O tempo, o vento e o aviador

Era uma noite fria de lua cheia. As estrelas cintilavam sobre a cidade de Santa Fé, que de tão quieta e deserta parecia um cemitério abandonado. Era tanto o silêncio e tão leve o ar, que se alguém aguçasse o ouvido talvez pudesse até escutar o sereno na solidão.

Sob aquele céu, numa campina afastada rodeada por imensas araucárias, a família Cambará ceava em torno da mesa da cozinha do Sobrado. O Sobrado era, naquele momento, talvez o mais silencioso dos lares de Santa Fé. Se ouvia nada além do ruído estridente da cadeira de balanço da velha Bibiana Cambará.

– Se está dizendo lá nas bandas da cidade – disse José Lírio, quebrando o silêncio e recebendo o olhar desinteressado de todos que estavam em torno da mesa – que um tal de Santo Dumôn anda querendo voar tal os quero-queros do descampado!

– Cerra a boca, Liroca – interrompeu a velha Bibiana, ainda balançando a cadeira –, homem não voa, só chega perto de voar quando monta num cavalo guapo e sai troteando pelo pampa.

– Eu bem sei, Dona Bibiana. Sucede que ouvi o boato, o tal do Santo anda fazendo subir no ar um pássaro de trapo e ferro armado – continuou José Lírio – que pelo esperado faz homem voar, o tal do avieiro, ou aveado, sei lá que diabo de nome aquilo tem...

– Avião, Liroca – completou Licurgo Cambará, sentado na ponta da mesa – e de santo o infeliz que inventou aquele bicho não tem nada, é Santos.

– Entonces o aventurado é brasileiro? – perguntou Liroca.

– Brasiliano e federalista, o infeliz. – bradou Licurgo Cambará.

A velha Bibiana parou de balançar a cadeira.

– Que mil ventanias de Minuano empurrem esse infeliz pra baixo. – ela disse – Onde já se viu homem voando? Tinha que ser coisa de federalista, estes desgraçados. Entonces hão de bater asa? Pro inferno, isso sim.

– Mas imagina, Dona Bibiana – interrompeu Liroca –, o Santos vai virar santo se o invento der certo. Sair voando pelo descampado, sem cavalo, leve igual uma garça planando!

Bibiana deu-lhe um coice por baixo do tampo da mesa, fazendo-o dar um pulo na cadeira.

– Não me faz te pegar nojo, Liroca! Se um federalista virar santo um dia eu paro de acreditar em Deus. Que diabo de maragato és tu pra acreditar que homem voa? Era só o que faltava na revolução, um bando de parcos brincando de quero-quero enquanto os homens de verdade galopam pra defender a honra.
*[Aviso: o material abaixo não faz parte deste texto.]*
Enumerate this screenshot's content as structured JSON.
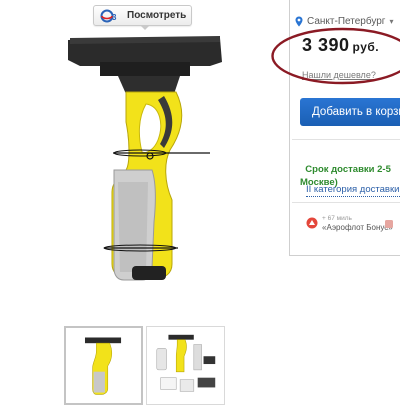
{
  "gallery": {
    "view_button": {
      "label": "Посмотреть",
      "icon": "3d-view-icon"
    },
    "main_image": {
      "icon": "window-vacuum-cleaner-product-image"
    },
    "thumbnails": [
      {
        "name": "thumbnail-product",
        "active": true
      },
      {
        "name": "thumbnail-kit",
        "active": false
      }
    ]
  },
  "offer": {
    "city": "Санкт-Петербург",
    "price": "3 390",
    "currency": "руб.",
    "cheaper_link": "Нашли дешевле?",
    "add_to_cart": "Добавить в корзину",
    "delivery": "Срок доставки 2-5\nМоскве)",
    "category": "II категория доставки",
    "bonus": {
      "miles": "+ 67 миль",
      "program": "«Аэрофлот Бонус»"
    }
  },
  "colors": {
    "accent_blue": "#1f66c1",
    "delivery_green": "#2e8b2e",
    "annotation_red": "#8b1a24",
    "product_yellow": "#f2e21a"
  }
}
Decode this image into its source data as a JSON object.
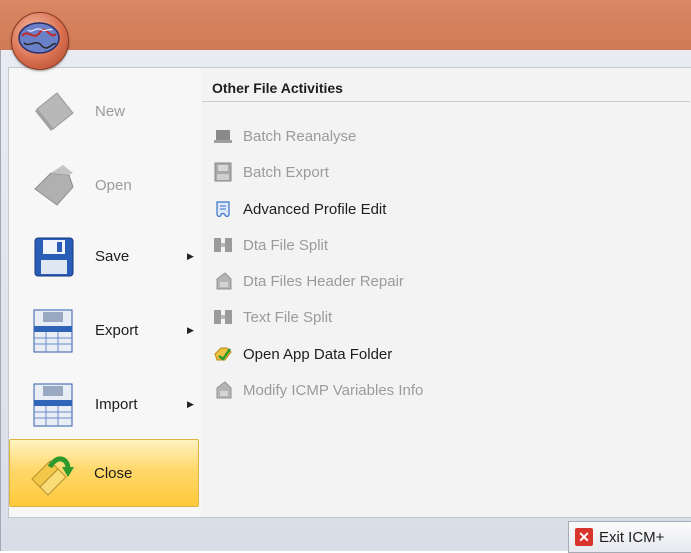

– Parece que o desvairado andou aprontando na tal da França – recompôs-se Liroca –, e está fazendo fama nas Europas.

– Se o parco quer voar, que deixe voar lá naquelas bandas. – disse Licurgo Cambará – No dia que pisar aqui no meu chão com ideias de passarinho, lhe arranco os bagos, e dou de alpiste aos quero-queros.

[baseado no romance épico "O tempo e o vento" de Erico Verissimo - os personagens citados são originais da obra.]